Oct 30, 2014 18:47 GMT  ·  By

Cybercriminals advertised a new tool, called Voxis Platform, on an underground forum, promising automation of fraudulent online purchases using stolen card data, at the same time emulating human interaction in order to keep the transactions under the radar of fraud detection systems.

One of the problems with payment card information is that not all of it can be monetized because of fraud verification from banks, after receiving the details from a payment gateway operator intermediating the transaction between the customer and the merchant.

With the illegally achieved financial information in their hands, the bad actors set up fake merchant accounts so that they can position themselves at the two ends of an online purchase, posing both as the buyer and the seller; the trouble is that banks can detect automated financial activities and the merchant account gets shut down.

32 payment gateways supported

However, according to researchers from IntelCrawler, the crooks developed a tool that can emulate human behavior, supports 32 different payment gateways and allows automation of the charges. All this would translate in carrying out fraudulent activities banks would have trouble identifying as illegal. Voxis Platform is advertised for sale at $180 / €143.

By impersonating human intervention and buying patterns, the fraudulent activity is likely to continue for a longer time, accounting for a larger profit from the cache of stolen card data.

“The issue for them has always been hammering the merchant accounts with stolen cards before the account gets cut off,” IntelCrawler says in a blog post.

Among the supported payment gateways provided by the advertisers of Voxis there are Coinbase, PayPal, SecurePay, SagePay, SecurePay and WorldPay.

The security researchers say that the Voxis group emerged on the black market in August this year and has its own team of developers.

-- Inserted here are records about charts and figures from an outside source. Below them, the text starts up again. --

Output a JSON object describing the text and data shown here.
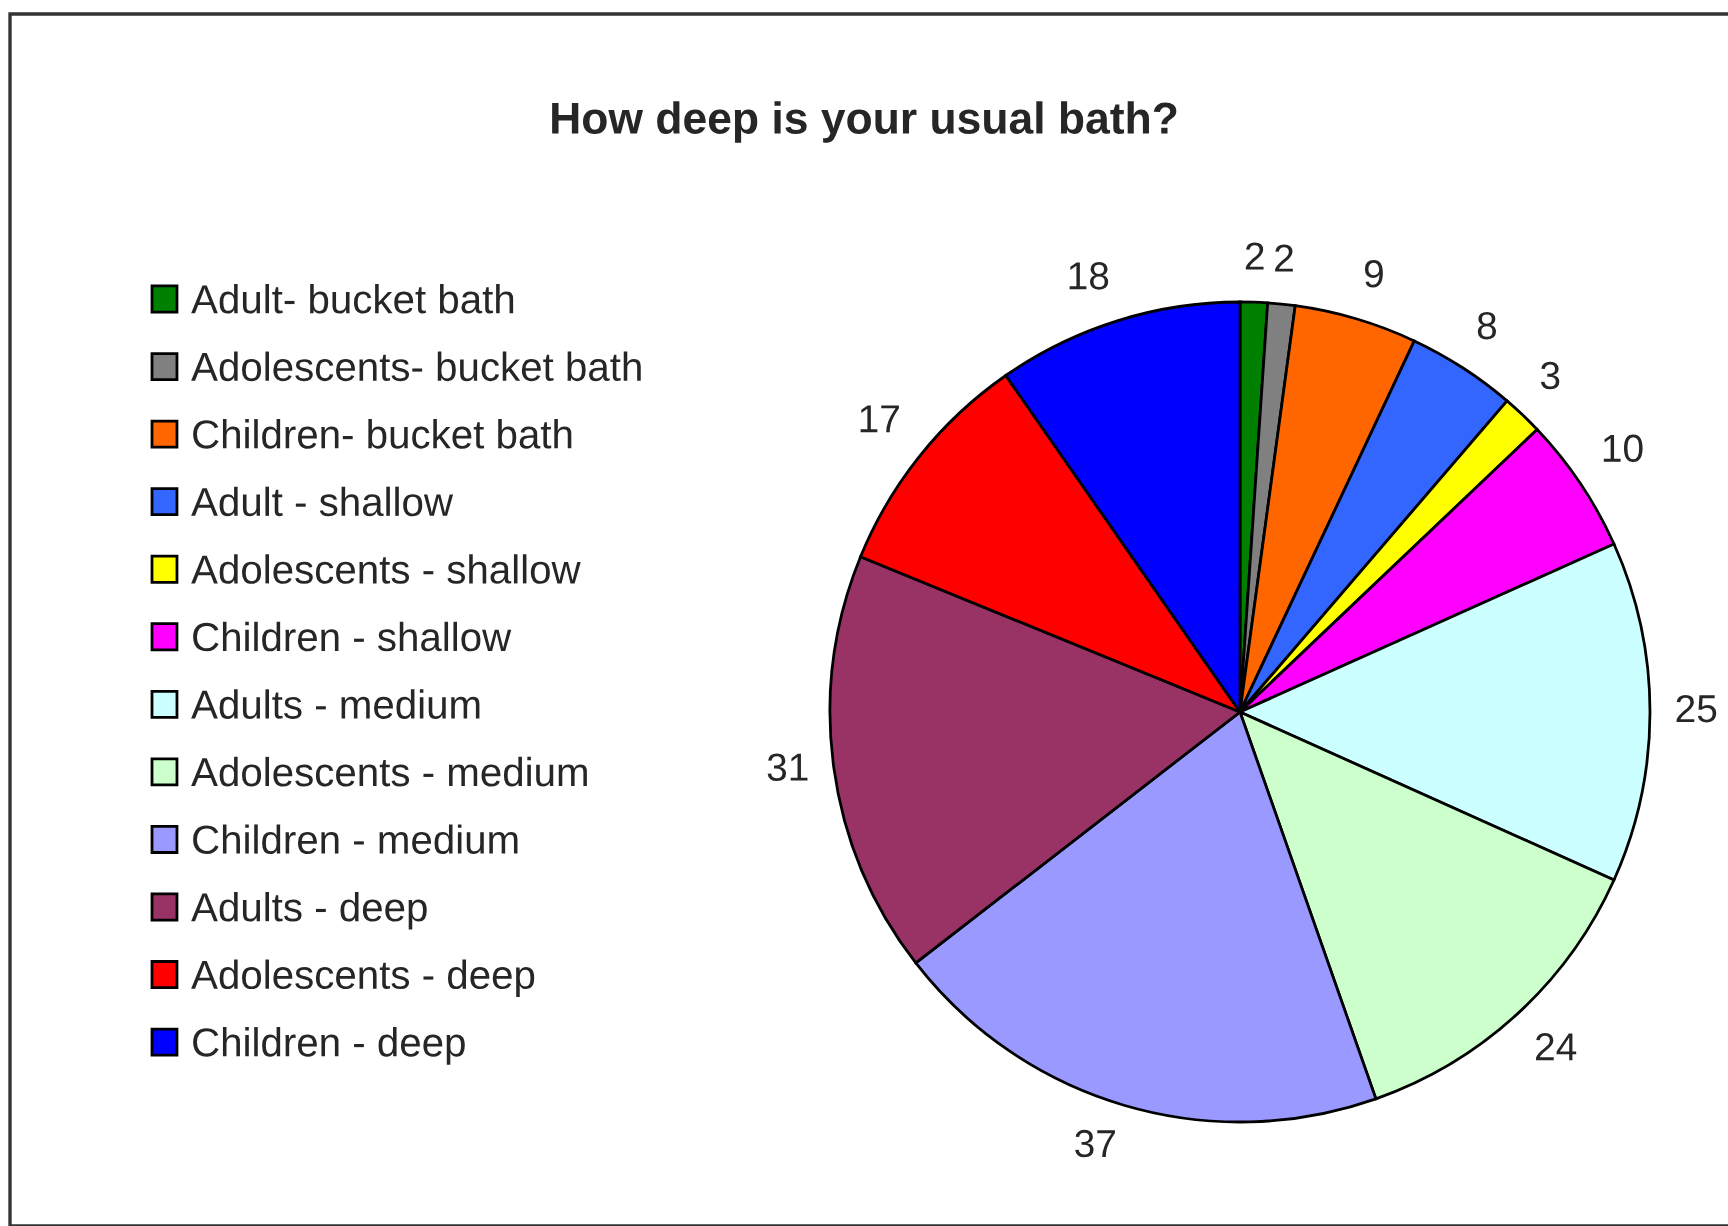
{
  "chart_data": {
    "type": "pie",
    "title": "How deep is your usual bath?",
    "categories": [
      "Adult- bucket bath",
      "Adolescents- bucket bath",
      "Children- bucket bath",
      "Adult - shallow",
      "Adolescents - shallow",
      "Children - shallow",
      "Adults - medium",
      "Adolescents - medium",
      "Children - medium",
      "Adults - deep",
      "Adolescents - deep",
      "Children - deep"
    ],
    "values": [
      2,
      2,
      9,
      8,
      3,
      10,
      25,
      24,
      37,
      31,
      17,
      18
    ],
    "colors": [
      "#008000",
      "#808080",
      "#ff6600",
      "#3366ff",
      "#ffff00",
      "#ff00ff",
      "#ccffff",
      "#ccffcc",
      "#9999ff",
      "#993366",
      "#ff0000",
      "#0000ff"
    ],
    "data_labels": true,
    "legend": "left"
  }
}
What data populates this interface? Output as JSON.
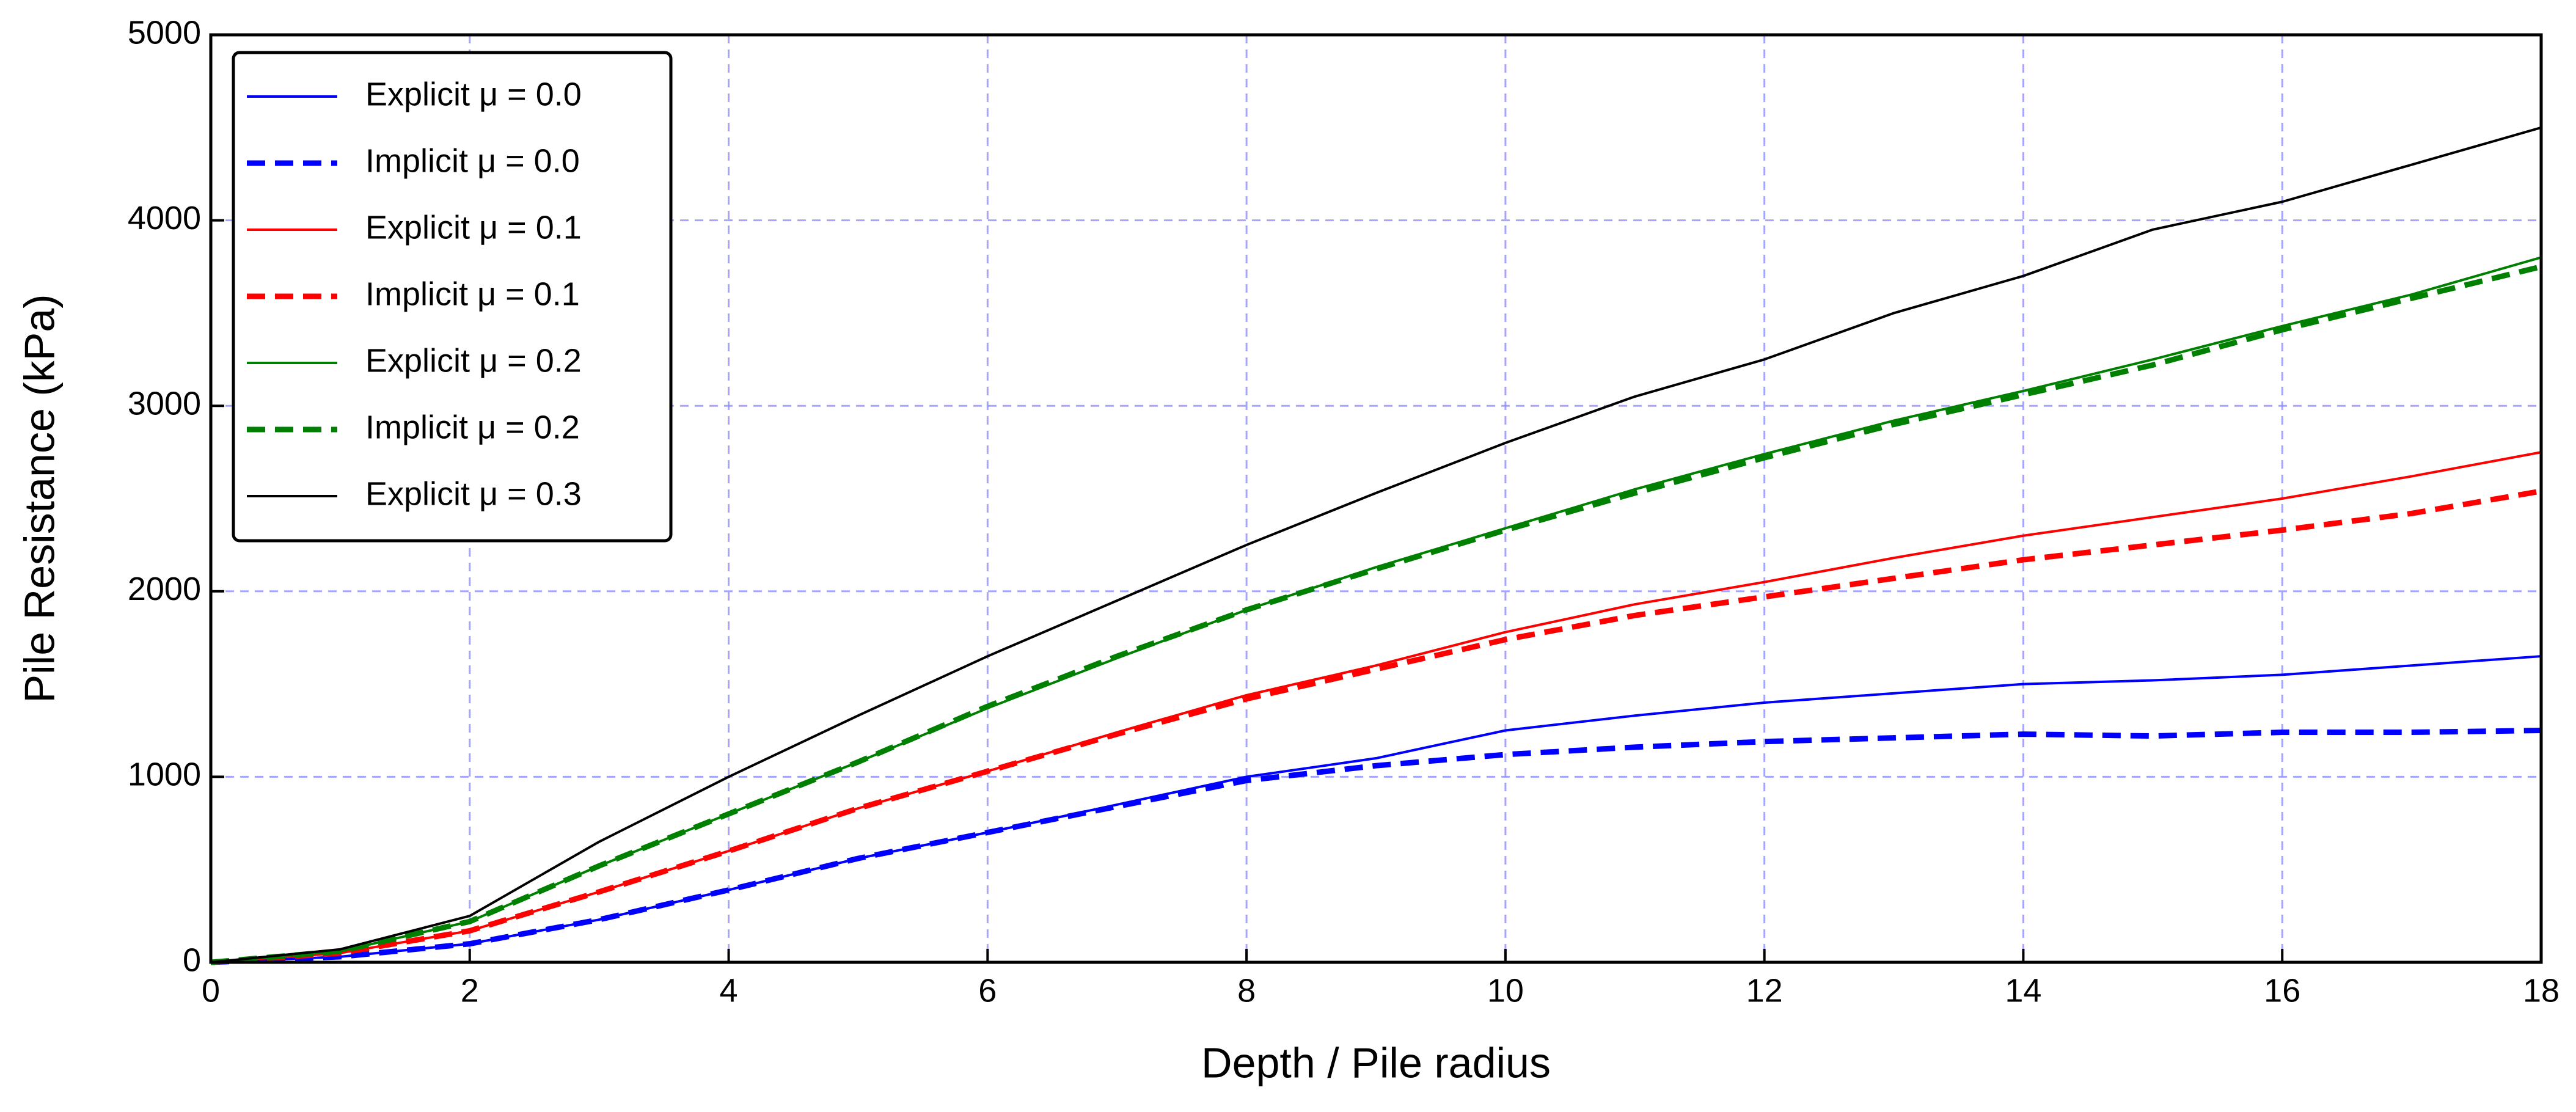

Voxis Platform offers versatile task automation settings

The tool is web-based and provides instructions on how to upload card data. Moreover, it  can auto-fill missing details based on information from Pipl.com, through integration of the service’s API.

Settings for automating the tasks allow the crooks to provide a charge amount per each card, choose the currency of the fake purchase, schedule the transaction for night or daytime, as well as the number of cards to be processed by the payment gateway in a period of 24 hours.

Preventing fraud perpetrated this way requires better assessment of the merchants, to make sure their operation is legitimate, IntelCrawler says.